Following his diagnosis in 1985, he took lithium but did not stick to the regimen. During the highs, “everything I touched turned to gold,” he said. “And then you lose everything.” 

It created a brutal cycle whereby a stable period led to increased confidence, a feeling of being invincible and then a crash. He had three severe depressive episodes, including two that left him bed-ridden for about a year each. 

His circuitous route led him to experiences as far-reaching as a music directorship in Taiwan and a brief partnership at an oil company in Costa Rica. Mr. Braunstein said he was essentially homeless for a year before he was hired to be music director of the Vermont Youth Orchestra Association, where Ms. Whiddon was executive director. 

His tenure at the youth orchestra lasted less than a year. A public statement from the orchestra association and Mr. Braunstein said that “students were inspired to reach new levels of musical excellence,” but that Mr. Braunstein’s untreated illness affected his job performance. 

Separately, Ms. Whiddon, too, left the organization of her own volition. In 2011, the couple founded the Me2/ Orchestra (as in, “You have a mental illness? Me, too”) and later got married. Ms. Whiddon, who has anxiety disorder and depression, is executive director. 

Following a modest advertising effort, a handful of people showed up at the first rehearsal. Now, a core group of about 25 or 30 people attend the weekly rehearsals, Mr. Braunstein said. Anyone is welcome, and the musicians, ranging in age from 12 to 88, have various skill levels. The group includes people with mental illness, their loved ones, psychiatrists, psychologists, people “from all walks of life,” Mr. Braunstein said. 

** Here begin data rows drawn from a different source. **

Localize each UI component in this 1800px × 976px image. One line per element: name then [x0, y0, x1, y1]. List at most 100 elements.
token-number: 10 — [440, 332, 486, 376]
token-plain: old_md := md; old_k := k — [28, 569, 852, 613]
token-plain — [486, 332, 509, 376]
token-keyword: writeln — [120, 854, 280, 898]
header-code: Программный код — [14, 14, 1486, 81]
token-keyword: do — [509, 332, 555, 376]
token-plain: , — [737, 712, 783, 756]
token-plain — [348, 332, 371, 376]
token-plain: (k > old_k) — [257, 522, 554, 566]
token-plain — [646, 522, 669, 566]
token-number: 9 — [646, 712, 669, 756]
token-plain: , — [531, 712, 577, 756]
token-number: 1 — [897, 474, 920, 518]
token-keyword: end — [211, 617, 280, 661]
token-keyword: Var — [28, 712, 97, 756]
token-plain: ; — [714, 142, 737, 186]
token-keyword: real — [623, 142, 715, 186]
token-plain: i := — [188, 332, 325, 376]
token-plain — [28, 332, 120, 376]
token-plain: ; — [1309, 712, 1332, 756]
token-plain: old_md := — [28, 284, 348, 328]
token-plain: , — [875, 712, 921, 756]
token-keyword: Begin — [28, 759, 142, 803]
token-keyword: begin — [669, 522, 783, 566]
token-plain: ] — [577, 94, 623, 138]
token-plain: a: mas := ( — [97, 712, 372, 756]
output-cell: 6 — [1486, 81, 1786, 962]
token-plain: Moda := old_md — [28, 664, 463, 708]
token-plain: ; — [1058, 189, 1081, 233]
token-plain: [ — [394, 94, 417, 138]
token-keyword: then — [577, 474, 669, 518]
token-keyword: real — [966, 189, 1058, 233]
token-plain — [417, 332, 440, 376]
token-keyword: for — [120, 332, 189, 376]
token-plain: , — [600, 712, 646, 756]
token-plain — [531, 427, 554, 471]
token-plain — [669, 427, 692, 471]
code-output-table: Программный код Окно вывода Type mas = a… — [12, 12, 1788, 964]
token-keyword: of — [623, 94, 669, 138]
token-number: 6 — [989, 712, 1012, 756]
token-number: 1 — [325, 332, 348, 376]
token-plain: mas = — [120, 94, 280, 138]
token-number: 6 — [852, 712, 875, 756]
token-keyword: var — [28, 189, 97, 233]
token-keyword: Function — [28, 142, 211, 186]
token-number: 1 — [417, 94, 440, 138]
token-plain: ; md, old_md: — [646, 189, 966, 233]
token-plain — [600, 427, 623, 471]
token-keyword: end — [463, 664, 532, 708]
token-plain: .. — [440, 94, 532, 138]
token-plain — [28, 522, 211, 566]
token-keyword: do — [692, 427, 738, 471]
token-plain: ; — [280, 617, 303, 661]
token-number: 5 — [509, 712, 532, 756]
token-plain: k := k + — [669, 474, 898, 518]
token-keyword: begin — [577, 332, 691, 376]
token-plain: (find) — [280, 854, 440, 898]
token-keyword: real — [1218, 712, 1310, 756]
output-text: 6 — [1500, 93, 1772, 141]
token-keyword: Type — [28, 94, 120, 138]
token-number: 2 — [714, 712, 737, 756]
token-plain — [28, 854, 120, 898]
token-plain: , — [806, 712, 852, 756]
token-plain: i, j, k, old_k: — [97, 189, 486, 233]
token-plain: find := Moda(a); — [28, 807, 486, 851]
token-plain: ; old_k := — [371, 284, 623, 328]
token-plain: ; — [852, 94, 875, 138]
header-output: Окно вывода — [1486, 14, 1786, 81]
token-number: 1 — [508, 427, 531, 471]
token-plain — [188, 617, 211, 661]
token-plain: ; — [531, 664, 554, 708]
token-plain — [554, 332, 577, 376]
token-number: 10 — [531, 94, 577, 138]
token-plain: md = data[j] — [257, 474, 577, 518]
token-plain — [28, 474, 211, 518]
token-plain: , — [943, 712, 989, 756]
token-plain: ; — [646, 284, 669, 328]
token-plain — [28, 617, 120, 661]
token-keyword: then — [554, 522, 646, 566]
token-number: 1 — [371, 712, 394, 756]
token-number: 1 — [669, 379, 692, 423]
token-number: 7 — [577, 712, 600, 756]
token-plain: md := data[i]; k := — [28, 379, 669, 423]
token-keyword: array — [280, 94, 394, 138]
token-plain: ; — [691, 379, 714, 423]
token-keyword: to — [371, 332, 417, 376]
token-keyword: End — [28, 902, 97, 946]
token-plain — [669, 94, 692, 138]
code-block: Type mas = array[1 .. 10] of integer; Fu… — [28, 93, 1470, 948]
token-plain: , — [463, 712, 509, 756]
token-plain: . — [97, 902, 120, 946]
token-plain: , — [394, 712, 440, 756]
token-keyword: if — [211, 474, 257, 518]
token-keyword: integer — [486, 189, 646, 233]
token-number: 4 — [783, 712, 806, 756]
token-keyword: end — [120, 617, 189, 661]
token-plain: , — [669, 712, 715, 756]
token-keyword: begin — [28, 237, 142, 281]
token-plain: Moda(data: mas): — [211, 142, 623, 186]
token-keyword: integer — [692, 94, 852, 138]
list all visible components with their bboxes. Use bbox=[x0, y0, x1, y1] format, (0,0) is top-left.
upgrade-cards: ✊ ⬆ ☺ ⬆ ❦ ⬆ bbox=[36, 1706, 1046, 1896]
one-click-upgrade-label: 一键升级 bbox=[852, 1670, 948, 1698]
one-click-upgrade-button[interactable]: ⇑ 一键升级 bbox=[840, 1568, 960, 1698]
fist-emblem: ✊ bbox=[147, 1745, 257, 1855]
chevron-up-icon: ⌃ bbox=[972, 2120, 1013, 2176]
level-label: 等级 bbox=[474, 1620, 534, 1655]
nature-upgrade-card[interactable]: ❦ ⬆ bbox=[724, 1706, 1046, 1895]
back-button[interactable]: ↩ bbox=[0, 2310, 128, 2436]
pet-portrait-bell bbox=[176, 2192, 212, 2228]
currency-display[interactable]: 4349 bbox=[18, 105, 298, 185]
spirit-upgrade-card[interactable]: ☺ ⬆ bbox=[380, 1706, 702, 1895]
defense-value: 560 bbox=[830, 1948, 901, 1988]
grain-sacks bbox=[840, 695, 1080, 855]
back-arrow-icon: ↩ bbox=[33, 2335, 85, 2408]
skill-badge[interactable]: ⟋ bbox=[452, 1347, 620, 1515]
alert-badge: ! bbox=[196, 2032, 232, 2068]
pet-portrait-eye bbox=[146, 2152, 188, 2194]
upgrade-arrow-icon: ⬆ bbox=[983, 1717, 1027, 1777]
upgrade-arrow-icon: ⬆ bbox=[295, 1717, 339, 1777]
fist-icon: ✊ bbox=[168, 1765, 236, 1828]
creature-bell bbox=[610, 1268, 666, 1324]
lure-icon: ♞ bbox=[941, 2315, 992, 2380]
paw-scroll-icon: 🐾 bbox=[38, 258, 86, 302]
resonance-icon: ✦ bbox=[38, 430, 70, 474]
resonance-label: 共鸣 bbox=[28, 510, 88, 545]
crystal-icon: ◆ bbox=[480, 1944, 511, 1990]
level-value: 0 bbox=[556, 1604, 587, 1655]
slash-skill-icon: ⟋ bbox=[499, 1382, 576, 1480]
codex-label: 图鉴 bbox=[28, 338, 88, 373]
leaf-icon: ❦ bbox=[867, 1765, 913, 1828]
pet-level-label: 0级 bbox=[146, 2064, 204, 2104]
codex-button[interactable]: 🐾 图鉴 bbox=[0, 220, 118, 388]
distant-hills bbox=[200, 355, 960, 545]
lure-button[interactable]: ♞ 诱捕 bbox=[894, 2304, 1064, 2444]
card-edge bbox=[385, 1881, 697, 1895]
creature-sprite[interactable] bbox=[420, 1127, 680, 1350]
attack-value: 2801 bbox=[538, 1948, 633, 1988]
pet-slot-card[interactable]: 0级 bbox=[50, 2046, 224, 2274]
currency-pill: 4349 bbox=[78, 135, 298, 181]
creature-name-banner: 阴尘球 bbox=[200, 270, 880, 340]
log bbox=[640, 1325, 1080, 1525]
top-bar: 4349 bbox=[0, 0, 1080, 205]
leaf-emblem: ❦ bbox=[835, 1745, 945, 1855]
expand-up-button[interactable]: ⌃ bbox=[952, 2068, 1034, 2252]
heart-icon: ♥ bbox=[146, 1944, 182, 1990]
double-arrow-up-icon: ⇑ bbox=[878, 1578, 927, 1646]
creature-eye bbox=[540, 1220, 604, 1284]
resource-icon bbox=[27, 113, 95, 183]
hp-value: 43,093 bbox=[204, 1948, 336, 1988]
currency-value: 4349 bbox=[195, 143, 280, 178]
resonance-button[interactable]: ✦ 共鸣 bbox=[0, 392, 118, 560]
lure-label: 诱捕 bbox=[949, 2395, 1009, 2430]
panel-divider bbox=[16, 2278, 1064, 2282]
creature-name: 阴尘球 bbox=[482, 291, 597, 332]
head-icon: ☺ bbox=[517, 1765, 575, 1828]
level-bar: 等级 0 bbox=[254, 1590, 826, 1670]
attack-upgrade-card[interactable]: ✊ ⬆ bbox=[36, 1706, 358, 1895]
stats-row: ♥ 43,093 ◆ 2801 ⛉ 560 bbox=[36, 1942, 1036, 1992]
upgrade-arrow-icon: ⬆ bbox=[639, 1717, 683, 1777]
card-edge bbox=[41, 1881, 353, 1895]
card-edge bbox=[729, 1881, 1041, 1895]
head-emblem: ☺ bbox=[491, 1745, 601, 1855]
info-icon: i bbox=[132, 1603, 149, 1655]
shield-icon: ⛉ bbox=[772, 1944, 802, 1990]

“We don’t ask people about their diagnosis. The actual group is a mixture of people with and without mental illness.”

Ms. Whiddon does not know of another orchestra with a similar mission to Me2/ (www.me2orchestra.org), and the couple plans to take the organization’s efforts nationwide. An orchestra in Boston is set for a fall launch, and a choir in Vermont is on the horizon, they said. 

While conducting Me2/ in works by Handel, Brahms, Schubert and Beethoven, Mr. Braunstein has learned to alter his  approach to conducting. Previously, he had focused on musical execution above all.

“We accept each other’s shortcomings. This orchestra’s based on acceptance, not based on technical perfection.

“Still, they knock it out of the park, almost every concert,” he said, “and it’s always shocking.”